Final sahnesinde silgiler ile silin bu sistemi diye mesaj veren bir Derviş ZAiM filmi.
ya arkadaş nasıl bi şarkı öyle ya. göz doldurmaması imkansız.
ulen mabel ne adamsın.

çimenler fillerle de güzel
kalbim korkularıyla cesur
firarlar yakalanmak için
ihanet aslında sadakatin tavrını sever
elinde bi paslı makas
kestikçe daha uzuyor acının saçları
hatırlayarak yaşamak boynumuzun borcu
ama ölürdün unutmasan

kaybederek çoğalırsın
gözyaşının rahmeti can üzülmek o
uzak bi deniz kıyısında
kendi yara kabuklarını yar ederek kendine
ah nice kez küseceksin
gördügünün zahmeti gönül üzülmek o
uzak bi şigan masalında
çayda kederli çıralar tüttürerek
barışırsın ötekinle
yalatır o sen tükürürsen

lala laa la la la la..
Sadece adıyla bile birçok şey anlatabilen filmdir.
izlenilmese bile sırf adından dolayı takdir edilmelidir.
ilk vizyona girdiğinde sansüre uğradığını hatırlar gibiyim.
sorunlu bir filmdi.
baştan sona izleyemedim henüz ama kadro ve işlenen konu sağlam.

(bkz: derviş zaim)
nasıl güzel bir şarkıdır bu yahu dinledim dinledim bağırdım kendi çevremde... yüreğine sağlık sayın mabel matiz!
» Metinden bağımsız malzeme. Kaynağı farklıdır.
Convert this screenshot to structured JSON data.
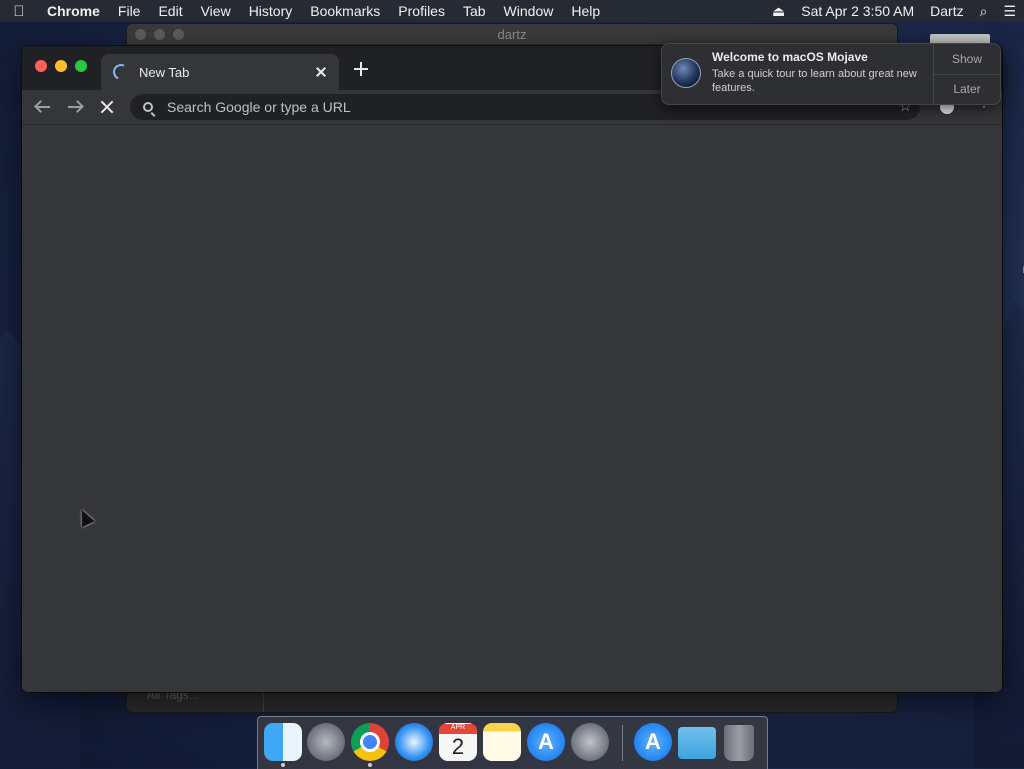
{
  "menubar": {
    "apple_icon": "",
    "app_name": "Chrome",
    "items": [
      "File",
      "Edit",
      "View",
      "History",
      "Bookmarks",
      "Profiles",
      "Tab",
      "Window",
      "Help"
    ],
    "eject_icon": "⏏",
    "clock": "Sat Apr 2  3:50 AM",
    "user": "Dartz",
    "search_icon": "⌕",
    "menu_icon": "☰"
  },
  "background_window": {
    "title": "dartz",
    "sidebar_text": "All Tags..."
  },
  "desktop": {
    "item_label": "n"
  },
  "browser": {
    "tab_title": "New Tab",
    "omnibox_placeholder": "Search Google or type a URL",
    "star_icon": "☆",
    "kebab_icon": "⋮"
  },
  "notification": {
    "title": "Welcome to macOS Mojave",
    "body": "Take a quick tour to learn about great new features.",
    "show_label": "Show",
    "later_label": "Later"
  },
  "dock": {
    "calendar_month": "APR",
    "calendar_day": "2",
    "appstore_glyph": "A",
    "icons": [
      "finder-icon",
      "launchpad-icon",
      "chrome-icon",
      "safari-icon",
      "calendar-icon",
      "notes-icon",
      "app-store-icon",
      "system-preferences-icon",
      "app-store-icon",
      "downloads-folder-icon",
      "trash-icon"
    ]
  },
  "colors": {
    "browser_bg": "#35363a",
    "tabstrip_bg": "#202124",
    "menubar_bg": "#262a33",
    "loading_spinner": "#8ab4f8"
  }
}
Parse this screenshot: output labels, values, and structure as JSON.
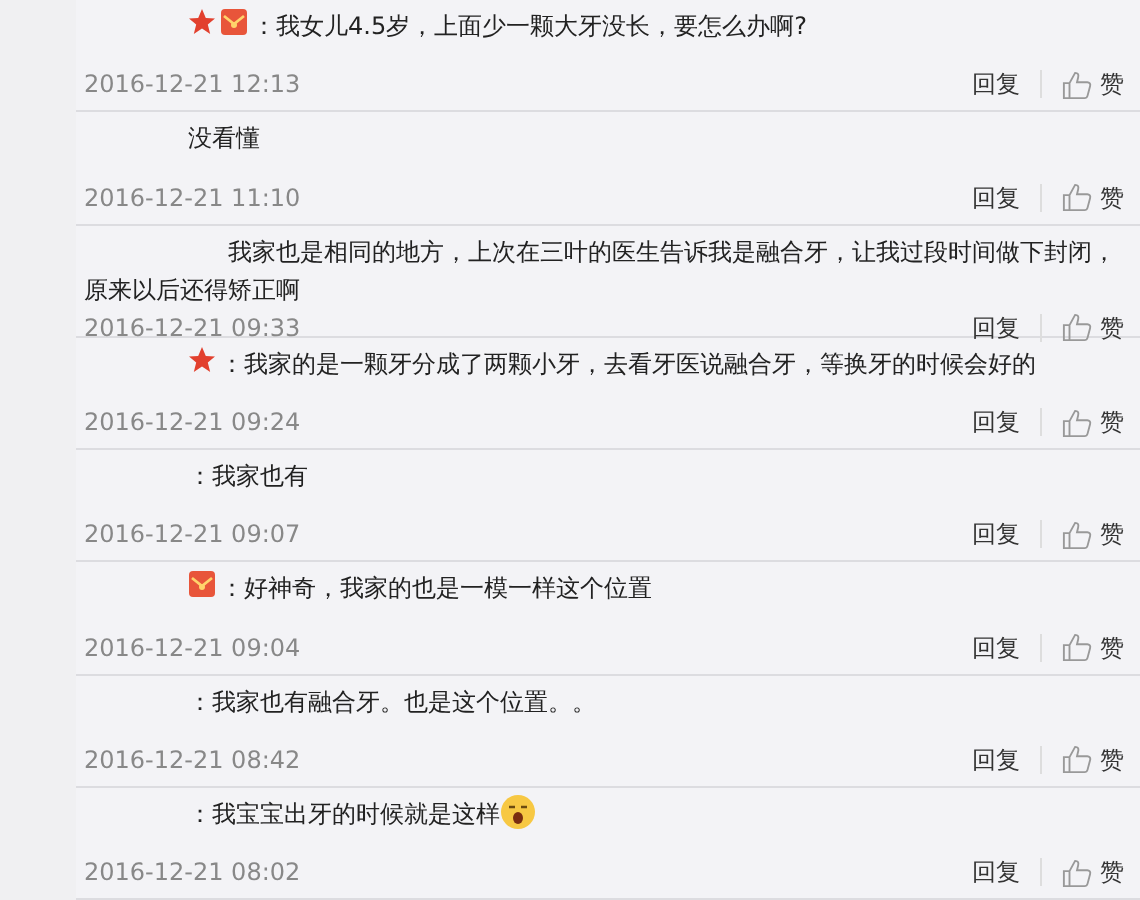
{
  "comments": [
    {
      "icons": [
        {
          "kind": "star"
        },
        {
          "kind": "envelope"
        }
      ],
      "text": "：我女儿4.5岁，上面少一颗大牙没长，要怎么办啊?",
      "time": "2016-12-21 12:13",
      "reply": "回复",
      "like": "赞"
    },
    {
      "text": "没看懂",
      "time": "2016-12-21 11:10",
      "reply": "回复",
      "like": "赞"
    },
    {
      "text": "我家也是相同的地方，上次在三叶的医生告诉我是融合牙，让我过段时间做下封闭，原来以后还得矫正啊",
      "time": "2016-12-21 09:33",
      "reply": "回复",
      "like": "赞"
    },
    {
      "icons": [
        {
          "kind": "star"
        }
      ],
      "text": "：我家的是一颗牙分成了两颗小牙，去看牙医说融合牙，等换牙的时候会好的",
      "time": "2016-12-21 09:24",
      "reply": "回复",
      "like": "赞"
    },
    {
      "text": "：我家也有",
      "time": "2016-12-21 09:07",
      "reply": "回复",
      "like": "赞"
    },
    {
      "icons": [
        {
          "kind": "envelope"
        }
      ],
      "text": "：好神奇，我家的也是一模一样这个位置",
      "time": "2016-12-21 09:04",
      "reply": "回复",
      "like": "赞"
    },
    {
      "text": "：我家也有融合牙。也是这个位置。。",
      "time": "2016-12-21 08:42",
      "reply": "回复",
      "like": "赞"
    },
    {
      "text": "：我宝宝出牙的时候就是这样",
      "time": "2016-12-21 08:02",
      "reply": "回复",
      "like": "赞",
      "emoji": true
    }
  ]
}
'hatırlayarak yaşamak boynumuzun borcu ama ölürdün unutmasan'
konuları birbirine bağlamada başarılı bir film bazen yavaşlasada sizi hep içinde tutmayı başarıyor.
bugün kurtlar vadisi vb yapımlardaki anlatılan türkiye yi o yıllarda bir ucundan tutup anlatan film.